The north-facing wall of a moat-like depression in the middle of Terby Crater exposes a beautiful 400 meter-high sequence of light-toned, repetitive sedimentary layers. These deposits are often obscured by darker-toned patches of material as well as ripples and dunes.

The deposits in Terby, located on the northern rim of Hellas Planitia, are consistent with deposition in a standing body of water. The layers have been proposed as science targets for future landed missions.

Alfred McEwen wrote:
Go with the (Bright) Flow (ESP_014335_1450)

Many slopes in the middle latitudes of Mars show icy flows or glaciers. The region shown here, in the south-facing slope of a crater, is unusual because the flows have bright highlights.

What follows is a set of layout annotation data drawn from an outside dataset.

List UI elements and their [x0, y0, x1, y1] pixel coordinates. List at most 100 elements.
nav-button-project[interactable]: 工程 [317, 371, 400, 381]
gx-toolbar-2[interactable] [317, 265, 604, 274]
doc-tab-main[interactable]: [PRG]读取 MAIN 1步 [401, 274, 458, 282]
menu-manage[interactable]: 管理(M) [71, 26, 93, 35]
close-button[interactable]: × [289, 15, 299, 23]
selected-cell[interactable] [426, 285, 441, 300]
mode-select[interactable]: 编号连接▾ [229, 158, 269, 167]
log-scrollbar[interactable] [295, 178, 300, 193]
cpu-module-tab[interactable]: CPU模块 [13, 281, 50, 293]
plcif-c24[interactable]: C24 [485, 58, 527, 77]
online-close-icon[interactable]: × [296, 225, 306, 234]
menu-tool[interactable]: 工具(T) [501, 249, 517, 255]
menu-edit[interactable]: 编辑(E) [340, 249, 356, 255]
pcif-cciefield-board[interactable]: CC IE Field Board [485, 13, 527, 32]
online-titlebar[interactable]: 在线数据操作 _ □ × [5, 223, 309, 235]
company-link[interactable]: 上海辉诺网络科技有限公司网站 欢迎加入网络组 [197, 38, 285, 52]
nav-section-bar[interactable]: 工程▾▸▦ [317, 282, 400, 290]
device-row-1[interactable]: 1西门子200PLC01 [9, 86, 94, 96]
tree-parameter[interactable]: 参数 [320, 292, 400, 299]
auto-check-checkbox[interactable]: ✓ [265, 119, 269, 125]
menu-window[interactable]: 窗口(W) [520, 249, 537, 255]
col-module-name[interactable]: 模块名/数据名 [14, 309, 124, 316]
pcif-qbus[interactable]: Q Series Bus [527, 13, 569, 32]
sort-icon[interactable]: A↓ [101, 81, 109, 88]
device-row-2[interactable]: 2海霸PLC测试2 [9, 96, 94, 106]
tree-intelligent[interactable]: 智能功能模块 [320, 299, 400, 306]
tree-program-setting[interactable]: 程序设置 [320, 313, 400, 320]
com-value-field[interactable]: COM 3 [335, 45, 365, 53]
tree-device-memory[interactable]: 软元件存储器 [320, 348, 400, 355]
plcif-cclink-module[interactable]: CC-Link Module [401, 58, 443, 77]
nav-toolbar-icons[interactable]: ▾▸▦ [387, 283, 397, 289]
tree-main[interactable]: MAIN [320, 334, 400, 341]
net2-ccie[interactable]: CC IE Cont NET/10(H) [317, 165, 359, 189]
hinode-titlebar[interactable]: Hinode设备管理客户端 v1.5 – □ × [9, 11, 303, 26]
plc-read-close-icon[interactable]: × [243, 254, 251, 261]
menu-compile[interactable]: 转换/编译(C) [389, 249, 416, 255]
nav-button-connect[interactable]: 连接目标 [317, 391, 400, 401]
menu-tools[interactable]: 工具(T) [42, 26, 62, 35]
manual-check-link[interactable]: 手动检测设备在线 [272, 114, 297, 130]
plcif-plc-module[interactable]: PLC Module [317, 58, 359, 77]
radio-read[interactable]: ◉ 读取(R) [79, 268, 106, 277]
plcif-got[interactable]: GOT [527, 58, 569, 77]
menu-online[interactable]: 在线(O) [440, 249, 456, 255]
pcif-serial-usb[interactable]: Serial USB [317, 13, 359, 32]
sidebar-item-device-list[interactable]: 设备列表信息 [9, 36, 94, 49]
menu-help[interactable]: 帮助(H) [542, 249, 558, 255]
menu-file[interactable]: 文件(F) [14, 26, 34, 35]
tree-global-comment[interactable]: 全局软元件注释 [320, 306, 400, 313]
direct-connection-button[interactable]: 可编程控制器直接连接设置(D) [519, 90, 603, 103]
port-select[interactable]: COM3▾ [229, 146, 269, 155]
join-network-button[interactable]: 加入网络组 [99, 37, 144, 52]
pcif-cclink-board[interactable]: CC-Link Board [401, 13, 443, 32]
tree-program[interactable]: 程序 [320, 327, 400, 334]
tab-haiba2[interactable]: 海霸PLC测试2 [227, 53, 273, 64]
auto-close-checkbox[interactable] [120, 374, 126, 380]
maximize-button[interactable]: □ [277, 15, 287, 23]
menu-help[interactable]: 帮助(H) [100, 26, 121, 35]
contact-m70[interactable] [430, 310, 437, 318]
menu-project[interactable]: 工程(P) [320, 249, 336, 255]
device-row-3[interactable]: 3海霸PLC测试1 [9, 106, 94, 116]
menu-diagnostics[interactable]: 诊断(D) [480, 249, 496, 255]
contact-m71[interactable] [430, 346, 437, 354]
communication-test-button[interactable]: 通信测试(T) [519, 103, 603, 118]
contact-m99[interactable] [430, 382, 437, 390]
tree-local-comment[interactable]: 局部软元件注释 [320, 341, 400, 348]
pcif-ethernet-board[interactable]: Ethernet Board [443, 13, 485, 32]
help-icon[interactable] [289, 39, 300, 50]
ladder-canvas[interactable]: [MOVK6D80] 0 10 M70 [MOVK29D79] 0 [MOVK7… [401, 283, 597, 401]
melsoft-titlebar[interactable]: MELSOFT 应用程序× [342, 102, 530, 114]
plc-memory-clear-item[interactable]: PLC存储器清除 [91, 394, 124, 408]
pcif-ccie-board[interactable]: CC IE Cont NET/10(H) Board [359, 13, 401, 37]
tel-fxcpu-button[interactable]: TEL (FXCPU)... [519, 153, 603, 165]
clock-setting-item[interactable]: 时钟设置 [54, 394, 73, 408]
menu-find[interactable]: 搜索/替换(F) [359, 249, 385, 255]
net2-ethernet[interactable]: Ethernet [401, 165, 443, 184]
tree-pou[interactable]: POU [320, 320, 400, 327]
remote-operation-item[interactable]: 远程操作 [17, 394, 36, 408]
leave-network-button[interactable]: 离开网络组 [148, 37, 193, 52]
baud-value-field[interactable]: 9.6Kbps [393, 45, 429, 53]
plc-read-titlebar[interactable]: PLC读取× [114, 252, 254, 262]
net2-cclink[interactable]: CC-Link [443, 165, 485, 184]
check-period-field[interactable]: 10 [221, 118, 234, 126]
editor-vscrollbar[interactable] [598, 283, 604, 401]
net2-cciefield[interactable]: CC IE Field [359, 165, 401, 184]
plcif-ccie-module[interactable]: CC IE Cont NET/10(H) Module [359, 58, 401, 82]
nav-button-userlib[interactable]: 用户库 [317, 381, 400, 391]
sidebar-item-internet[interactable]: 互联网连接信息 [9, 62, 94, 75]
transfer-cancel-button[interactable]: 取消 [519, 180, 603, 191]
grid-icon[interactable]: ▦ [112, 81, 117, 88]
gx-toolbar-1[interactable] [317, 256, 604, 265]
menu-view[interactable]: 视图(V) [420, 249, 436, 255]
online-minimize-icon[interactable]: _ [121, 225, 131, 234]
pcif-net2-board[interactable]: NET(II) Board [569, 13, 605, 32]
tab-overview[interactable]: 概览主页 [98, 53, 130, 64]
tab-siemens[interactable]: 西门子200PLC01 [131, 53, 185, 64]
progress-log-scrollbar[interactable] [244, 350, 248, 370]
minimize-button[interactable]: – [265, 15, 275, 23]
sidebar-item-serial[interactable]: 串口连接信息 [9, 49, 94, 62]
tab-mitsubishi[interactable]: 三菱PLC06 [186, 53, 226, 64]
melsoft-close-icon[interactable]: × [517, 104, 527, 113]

The color and brightness variations are likely due to surface coatings of bright dust and dark sand. There is no evidence that these flows are currently active, but they may have been active only millions of years ago. These flows may well contain ice today in their interiors, as confirmed in places by the subsurface radar experiment on MRO.

This is a stereo pair with ESP_014058_1450.

Alfred McEwen wrote:
North Polar Layers: Streaking and Unconformity (ESP_018160_2595)

In geology, an unconformity is a buried erosion surface, where the bedding layers don’t match. It doesn’t mean a mismatch in attitudes and beliefs, with rebellious behavior like streaking. But Mars does have streaking of a different kind, from the wind.

This oblique image of part of the North Polar layered deposits, acquired in the summertime, shows both phenomena in the upper and lower panels, plus a topographic bend in the middle panel. Blue areas in this enhanced color image are covered by frost, whereas the darker colors are from differences in contamination and texture of the icy layers.

This is a stereo pair with ESP_018265_2595.

Dan Berman wrote:
Textures in Deuteronilus Mensae (ESP_018515_2225)

This enhanced color image shows the surface of a lobate debris apron in the Deuteronilus Mensae region of Mars, on the boundary between the Northern plains and Southern lowlands. These lobe-shaped formations commonly emanate from mesas in this region and have pitted, lineated textures that suggest the flow of water ice.

Results from the SHARAD (SHAllow RADar) instrument on MRO indicate that lobate debris aprons in Deuteronilus Mensae, similar to those visible here, are composed of material dominated by ice and are interpreted to be potential debris-covered glaciers or rock glaciers.

These debris apron surfaces are also covered by an ice-rich deposit that we’ve observed draping over entire regions in the mid-latitudes of Mars. It is this mantling deposit that filled in the crater, with its subsequent removal around the outer margins, probably due to differential sublimation of the ice. The same textures in the center of the crater are like those of the surrounding terrain.